Following are some data to make the point that the performance is poor and the rate of improvement is nil.

• % Proficient or Higher, examples, from American Institutes for Research, NAEP versus TIMSS, 8th grade math; Singapore at 73%, U.S. at 27%. 17 countries scored above the US.

• Both The Proficiency Illusion, Fordham Inst. with NWEA and Assessing the Role of K-12 Academic Standards in States: Workshop Summary, Nat’l Academies Press, 2007 conclude that Colorado standards for reading and math are at the bottom of the pack compared to other states. The gap is big between Colorado and the states with the highest standards like S. Carolina, Massachusetts, California. Also in The Proficiency Illusion report they comment that the Colorado cut scores were reduced for both math and reading making the “expected improvement if things remained the same just due to the cut score reductions to be significant, as much as 9%.” I have looked at CSAP results for those years for districts and the state. The “improvements” didn’t even indicate that the performance had stayed the same but that it had declined in real terms against the lower standards.

• The Colorado Closing the Achievement Gap Commission Final Report from 11/05 stated that in spite of spending billions on closing the gap that it was “demonstrably worse” than it had been “a third of a century” earlier when Robert Kennedy said the gap was a “stain on our national honor.”

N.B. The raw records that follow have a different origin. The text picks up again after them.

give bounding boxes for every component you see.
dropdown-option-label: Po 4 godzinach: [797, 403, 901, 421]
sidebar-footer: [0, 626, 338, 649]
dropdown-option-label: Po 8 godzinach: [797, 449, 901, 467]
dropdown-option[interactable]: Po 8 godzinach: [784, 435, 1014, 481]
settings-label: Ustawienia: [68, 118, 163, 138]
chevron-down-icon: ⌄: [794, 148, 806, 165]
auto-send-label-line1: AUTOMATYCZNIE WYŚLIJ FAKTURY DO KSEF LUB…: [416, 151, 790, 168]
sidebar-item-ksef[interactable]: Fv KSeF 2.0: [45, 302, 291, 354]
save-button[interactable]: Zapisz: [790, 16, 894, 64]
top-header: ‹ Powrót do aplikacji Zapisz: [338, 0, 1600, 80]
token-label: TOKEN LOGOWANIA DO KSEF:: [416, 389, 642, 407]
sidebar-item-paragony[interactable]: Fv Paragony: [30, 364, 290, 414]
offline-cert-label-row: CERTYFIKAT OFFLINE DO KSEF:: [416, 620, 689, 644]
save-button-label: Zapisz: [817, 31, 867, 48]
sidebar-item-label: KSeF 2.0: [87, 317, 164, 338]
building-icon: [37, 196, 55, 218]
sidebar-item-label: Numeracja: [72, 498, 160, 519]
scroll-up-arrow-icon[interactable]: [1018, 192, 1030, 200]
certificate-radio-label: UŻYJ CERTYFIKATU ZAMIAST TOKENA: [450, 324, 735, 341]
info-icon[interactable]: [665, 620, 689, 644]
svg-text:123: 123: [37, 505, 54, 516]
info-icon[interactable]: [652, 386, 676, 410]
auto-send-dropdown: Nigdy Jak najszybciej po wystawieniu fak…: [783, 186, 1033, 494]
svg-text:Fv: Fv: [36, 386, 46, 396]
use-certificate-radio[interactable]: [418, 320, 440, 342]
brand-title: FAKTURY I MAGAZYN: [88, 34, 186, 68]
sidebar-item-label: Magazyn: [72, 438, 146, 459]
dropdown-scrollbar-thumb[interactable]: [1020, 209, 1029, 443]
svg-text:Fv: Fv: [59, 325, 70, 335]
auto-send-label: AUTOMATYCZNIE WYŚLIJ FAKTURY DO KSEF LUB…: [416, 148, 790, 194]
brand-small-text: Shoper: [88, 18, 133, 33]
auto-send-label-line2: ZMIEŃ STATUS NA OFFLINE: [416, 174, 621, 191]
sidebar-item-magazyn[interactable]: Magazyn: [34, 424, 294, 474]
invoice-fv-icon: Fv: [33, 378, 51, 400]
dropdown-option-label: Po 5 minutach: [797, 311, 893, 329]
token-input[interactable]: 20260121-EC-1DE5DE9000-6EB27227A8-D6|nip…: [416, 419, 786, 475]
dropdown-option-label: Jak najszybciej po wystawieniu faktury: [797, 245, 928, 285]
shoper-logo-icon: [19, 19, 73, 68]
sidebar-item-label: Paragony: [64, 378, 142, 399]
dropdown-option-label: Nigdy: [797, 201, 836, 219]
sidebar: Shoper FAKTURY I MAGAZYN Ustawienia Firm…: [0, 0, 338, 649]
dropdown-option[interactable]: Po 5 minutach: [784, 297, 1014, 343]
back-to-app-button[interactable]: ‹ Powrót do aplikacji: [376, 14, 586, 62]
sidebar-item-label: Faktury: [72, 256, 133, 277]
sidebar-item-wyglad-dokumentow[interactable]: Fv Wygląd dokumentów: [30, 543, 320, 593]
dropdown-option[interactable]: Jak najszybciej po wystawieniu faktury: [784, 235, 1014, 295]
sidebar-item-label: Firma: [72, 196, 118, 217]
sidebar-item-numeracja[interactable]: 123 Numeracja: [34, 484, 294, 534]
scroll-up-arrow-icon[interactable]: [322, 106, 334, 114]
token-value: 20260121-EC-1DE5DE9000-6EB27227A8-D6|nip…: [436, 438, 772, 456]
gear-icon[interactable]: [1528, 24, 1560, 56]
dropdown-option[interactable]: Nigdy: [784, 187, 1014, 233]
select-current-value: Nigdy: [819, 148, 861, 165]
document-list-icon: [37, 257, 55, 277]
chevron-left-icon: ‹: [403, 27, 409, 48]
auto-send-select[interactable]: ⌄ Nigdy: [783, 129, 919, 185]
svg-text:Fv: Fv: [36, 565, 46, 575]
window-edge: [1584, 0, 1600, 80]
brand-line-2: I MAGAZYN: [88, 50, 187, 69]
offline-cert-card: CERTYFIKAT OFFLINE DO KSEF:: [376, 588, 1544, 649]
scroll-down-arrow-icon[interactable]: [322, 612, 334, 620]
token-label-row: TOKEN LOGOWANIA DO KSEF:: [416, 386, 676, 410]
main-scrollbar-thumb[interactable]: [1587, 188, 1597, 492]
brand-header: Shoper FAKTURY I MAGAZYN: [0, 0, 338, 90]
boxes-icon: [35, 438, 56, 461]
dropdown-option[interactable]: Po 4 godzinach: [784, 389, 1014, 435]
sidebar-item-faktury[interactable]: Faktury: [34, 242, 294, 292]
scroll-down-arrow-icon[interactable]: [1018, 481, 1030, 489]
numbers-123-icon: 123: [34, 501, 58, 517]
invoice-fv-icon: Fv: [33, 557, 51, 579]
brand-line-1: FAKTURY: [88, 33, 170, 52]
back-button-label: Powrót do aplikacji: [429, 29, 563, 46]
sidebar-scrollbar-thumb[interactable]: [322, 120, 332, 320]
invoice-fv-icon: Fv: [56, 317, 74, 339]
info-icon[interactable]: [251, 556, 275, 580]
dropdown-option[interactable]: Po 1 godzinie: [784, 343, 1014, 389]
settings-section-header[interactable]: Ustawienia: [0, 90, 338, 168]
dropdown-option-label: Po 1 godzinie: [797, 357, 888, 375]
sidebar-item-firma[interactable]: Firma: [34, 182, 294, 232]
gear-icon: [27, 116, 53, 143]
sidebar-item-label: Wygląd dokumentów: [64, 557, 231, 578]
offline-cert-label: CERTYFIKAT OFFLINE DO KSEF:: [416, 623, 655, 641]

• A regression analysis for one of the larger school districts in Colorado of reading prof or better vs. free or reduced percentage showed a very high correlation of over 95% with very high significance. I have looked at other districts as well and it holds for them too. So the value added by the ed process is of virtually no importance since the demographic variable appears to be far more important as a predictor of results. My belief is that this is a direct result of educators being told in ed schools (and supported by the core beliefs after getting into the workplace) that schools have little leverage and the student background is the telling factor in achievement. This was the finding of the 1966 Coleman Report. That report has been proven wrong by hundreds of studies since but is still quoted by people who want to use its findings as an excuse for the lack of progress on closing the gap. Isn’t it time to face that the current approach isn’t working and the steady increase in minority students (esp. Hispanic) makes it imperative that we finally add value and fix the problem.

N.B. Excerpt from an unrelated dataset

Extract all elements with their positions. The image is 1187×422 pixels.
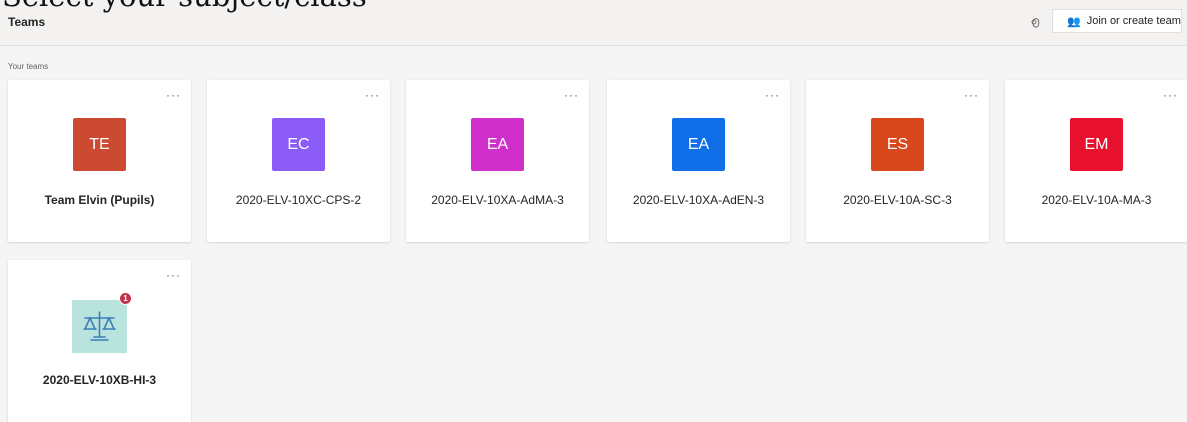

• The process slanted curricula, e. g. Whole Language including its renamed derivatives and EveryDay Math which are content weak have been found in study after study to be very harmful to minority and poor students. The kids that come from more privileged backgrounds have parents who will fill the knowledge gap and make sure their kids get what they need to supplement the content poor offerings in the schools. The gap kids don’t often have that support.

Therefore the current results are not acceptable. The process straightjacket present in large school districts must be removed and replaced with a results ethic if performance is to happen for the benefit of our kids.